Crucially, despite the fears of legacy publications only a few years ago, this model is seen as complementary and additive to the Daily Beast’s operations, rather than as competition.
From partnerships to hybrid creator models
There is evidence, in fact, that there is a financial incentive for newspapers to emulate – or lease – content that is creator-led. Wired, for example, is seeking to turn its journalists into something more similar creators, a practice that its global editorial director Katie Drummond believes is responsible for an increase in subscriptions.

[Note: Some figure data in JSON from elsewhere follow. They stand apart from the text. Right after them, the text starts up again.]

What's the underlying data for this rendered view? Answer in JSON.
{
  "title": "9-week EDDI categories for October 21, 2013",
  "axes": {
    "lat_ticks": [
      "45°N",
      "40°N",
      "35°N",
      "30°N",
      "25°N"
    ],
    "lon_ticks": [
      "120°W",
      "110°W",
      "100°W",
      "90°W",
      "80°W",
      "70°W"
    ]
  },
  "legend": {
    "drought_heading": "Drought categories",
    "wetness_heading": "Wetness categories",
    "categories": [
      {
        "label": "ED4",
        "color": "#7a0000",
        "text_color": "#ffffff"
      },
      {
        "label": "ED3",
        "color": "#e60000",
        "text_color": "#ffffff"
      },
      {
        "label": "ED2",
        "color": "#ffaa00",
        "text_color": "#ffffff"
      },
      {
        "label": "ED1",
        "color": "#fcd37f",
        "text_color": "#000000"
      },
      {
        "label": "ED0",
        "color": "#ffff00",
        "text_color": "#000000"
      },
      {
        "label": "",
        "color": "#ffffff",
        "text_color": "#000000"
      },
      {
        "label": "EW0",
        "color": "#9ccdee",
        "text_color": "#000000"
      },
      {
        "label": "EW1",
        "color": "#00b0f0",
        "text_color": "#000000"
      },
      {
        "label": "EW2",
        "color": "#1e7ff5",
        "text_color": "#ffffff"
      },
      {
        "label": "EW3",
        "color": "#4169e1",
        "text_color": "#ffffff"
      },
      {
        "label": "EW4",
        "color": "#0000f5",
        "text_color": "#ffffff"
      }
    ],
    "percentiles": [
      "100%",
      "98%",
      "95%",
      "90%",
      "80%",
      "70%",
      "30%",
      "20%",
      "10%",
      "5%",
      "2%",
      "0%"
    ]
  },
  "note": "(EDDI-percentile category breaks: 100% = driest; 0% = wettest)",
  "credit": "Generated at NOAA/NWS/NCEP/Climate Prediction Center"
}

A similar partnership has been in place at The Guardian US, where beauty blogger Jessica DeFino runs her Ask Ugly column off the back of her substack Flesh World and previous content creation work for the Kardashian-Jenners. The Guardian US uses DeFino as a beacon to attract readers to its site, where its much-vaunted messaging can scoop them up and make them supporters. In that sense, the role of the partner-creator is in widening the top of the funnel for the organisations that partner with them.
You could argue that the shift towards creator partnerships is inevitable, and a consequence of the rise of digital platforms like Patreon that allow audiences to directly support individual creators. As Rowley says, “Individual journalists have been able to act as independent creators for a long time – just ask any freelancer! But what’s changed is how easy it is now to publish and distribute your own work, and to be paid for it directly by your audience. That is a fundamental shift.”
Anna Codrea-Rado is a journalist who was one of the earliest to make a go of a paid-for newsletter in addition to writing for legacy outlets. She believes that, while those partnerships make sense in some cases, there is still a question about whether creators are being adequately compensated for their work on behalf of the legacy organisation.
She cites the comedians John Robinson and Ellis James, who have a podcast on the BBC’s podcast platform Sounds. However, she said, it was only recently that they were able to monetize that content in a way that makes more sense in 2026, as new BBC rules allowed them to appear on other platforms and open subscriptions on Patreon.
Who owns the value…and the audience?
Codrea-Rado says that “It would be great to see this model in other spaces. What does that look like for the written format, what does that look like for legacy media? The issue that legacy media has is that they’ve always been kind of quite nervous about [working with] someone whose individual brand eclipses the media brand.”
These partnerships, then, need to be truly symbiotic. In an era of gatekeeperless distribution, an individual creator can command an audience larger than that of legacy media. There is a mutual benefit to both parties in partnering in terms of reach and legitimacy among complementary audiences.
And if, as Wired’s strategy implies, people are more likely to subscribe if there is a creator-like voice at the heart of the subscription marketing, then adopting a creator-first mentality can benefit both acquisition and conversion strategies. As with every partnership, though, the terms of the deal must be mutually beneficial. If media brands want to take advantage of creators’ ability to attract new audiences, they should recognize it needs to be a partnership of equals.